In Metallica’s case it happened – as both Jason and Kirk insist – due to a lot of stars aligning just right accompanied by even more hard work. The result was an album that saw the band with metal built literally into their name and metaphorically into their DNA have an impact far wider than they could ever have imagined when they were thrashing out the No Life ’Til Leather demo almost a decade before. Thirty years on The Black Album’s sheer reach is perfectly demonstrated by the breadth of artists on The Metallica Blacklist: an incredible collection of 53 artists – from Ghost to Corey Taylor and Miley Cyrus – serving up their own takes on the 12 tracks that make up the LP.
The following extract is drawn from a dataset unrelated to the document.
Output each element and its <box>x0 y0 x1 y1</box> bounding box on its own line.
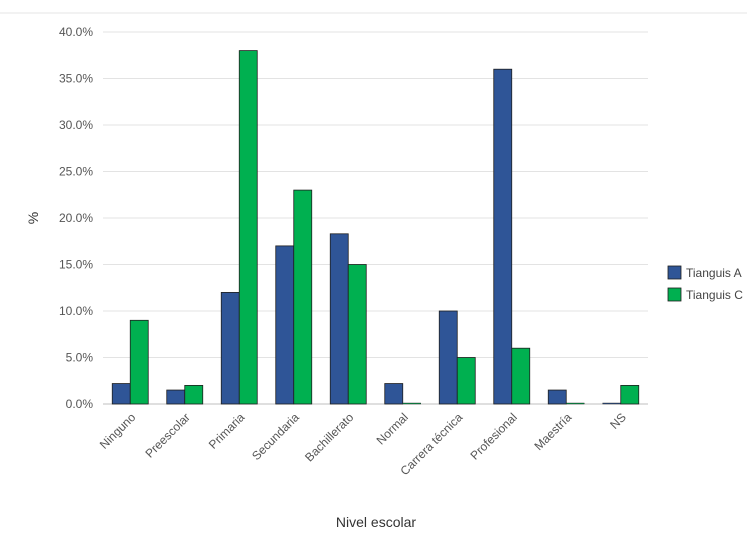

“It’s amazing, because there's so many different genres on The Blacklist,” grins Kirk. “You have Kamasi Washington's hard-hitting jazz cover of My Friend Of Misery and Jason Isbell's country version of Sad But True. Some of these songs are so far away from the original, like Biffy Clyro's Holier Than Thou, which is friggin' mind-blowing. There's a whole vocal section that I didn't expect at all.
“There's nothing on there that I don't like, and that's part of the problem,” he continues. “The response when we put the word out there that we were looking for people's interpretations of our music was so overwhelming, and the stuff was so good, that it was hard to say no to anyone. So we just decided to say ‘yes’ to everyone – and that's why there's 50-plus artists on The Blacklist.”
Today, three decades on, The Black Album sounds as fresh as it ever did, and its influence and impact remain undiminished. From Biffy to Slipknot, Bring Me The Horizon to Nickelback, things just wouldn’t have turned out quite the same without it. Modern American metal would not have the sound or the success it enjoys without it. Nor would Metallica.
“Thirty years on, how many thousands of bands of all languages, shapes, colours, dialects have been influenced by what we did?” ponders Jason. “AC/DC and Iron Maiden took down the walls, taking this music to places it had never been. That gave us the chance and we fucking crushed it. We made a lot of people happy and we influenced a lot of people.”
And it’s difficult to disagree with that.
The Metallica Blacklist and The Black Album (Remastered) are released on September 10 via Blackened Recordings.